Thursday, June 01, 2006

Dear Verizon:

Thank you for selling me this spiffy Treo 650 with your “new every two discount.” It has all the features I want, for hundreds less than the Treo 700p:
  • Bluetooth synchronization of my contacts and calendars with OS X
  • Bluetooth Dial-up networking for my Laptop… oh.. wait.
No it doesn’t. You disabled it, you enormous corporate jackass. Apparently, you cripple the phones you sell in order to make a lot of extra money by forcing your customers to use your wireless data services. These services, instead of using plain old Plan Minutes (and I have a LOT of Minutes), costs about as much as the monthly plan itself. Instead of cheaply (if slowly) surfing the web and getting email on my big-screen laptop, I’m supposed to use the teensy-ass screen on the Treo to read my damn Slashdot.

Well, thanks so some research and a patched Palm OS Bluetooth Manager from shadowmite, I’ve got my DUN (dial-up networking) working on my Treo 650... and by changing one top-level pop-up menu, I’ve got full iSync Bluetooth data exchange.

I’m posting this from the Metro North train, using my Treo fucking 650. No thanks to you, Verizon, you big beeyotch.

Shit.

Love to all. Even you, James Earl Jones.

4 comments:

ITS said...

You know, you just voided your warranty... you hacker... you

I am sure RR would be very glad to hear about this. He asked me to do this same thing with USB functionalitay and a Treo 600 two years ago, and I could never get it done...

You are da Man!

Bob said...

I want a Treo 650, but my carrier doesn't support it at all. Cellular is a rip-off. It has always been run by sleazy people.

Anonymous said...

Just came across your blog through Blog Explosion today, and wanted say I enjoyed it and plan to keep reading your stuff.
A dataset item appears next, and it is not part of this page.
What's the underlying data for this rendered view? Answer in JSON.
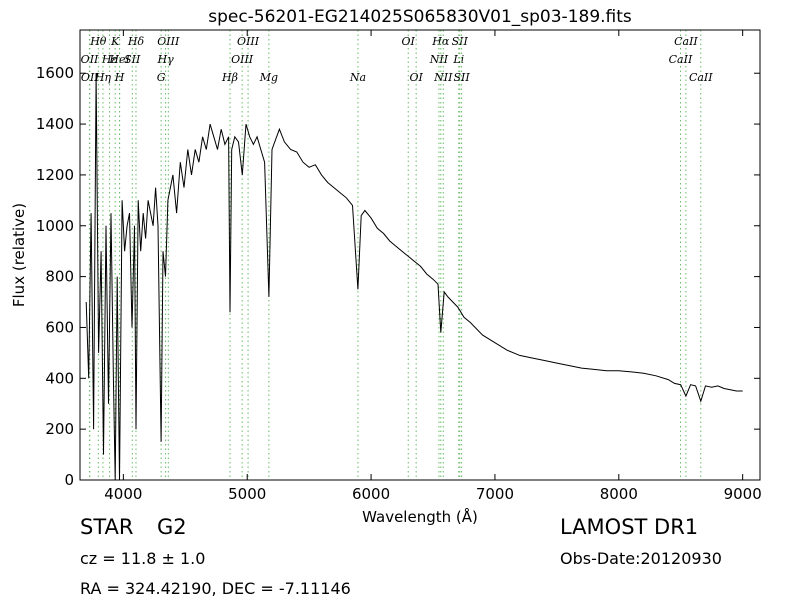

Dude, all that shit about your Treo 650: I've never even heard of it. But I'm usually behind when it comes to that kind of stuff.

Again, cool blog. Thanks.

Terry said...

Verizon is evil.

I look forward to the day when they are utterly demolished by someone offering something better, cheaper, and more open... and something that makes them far richer than Verizon could possibly imagine.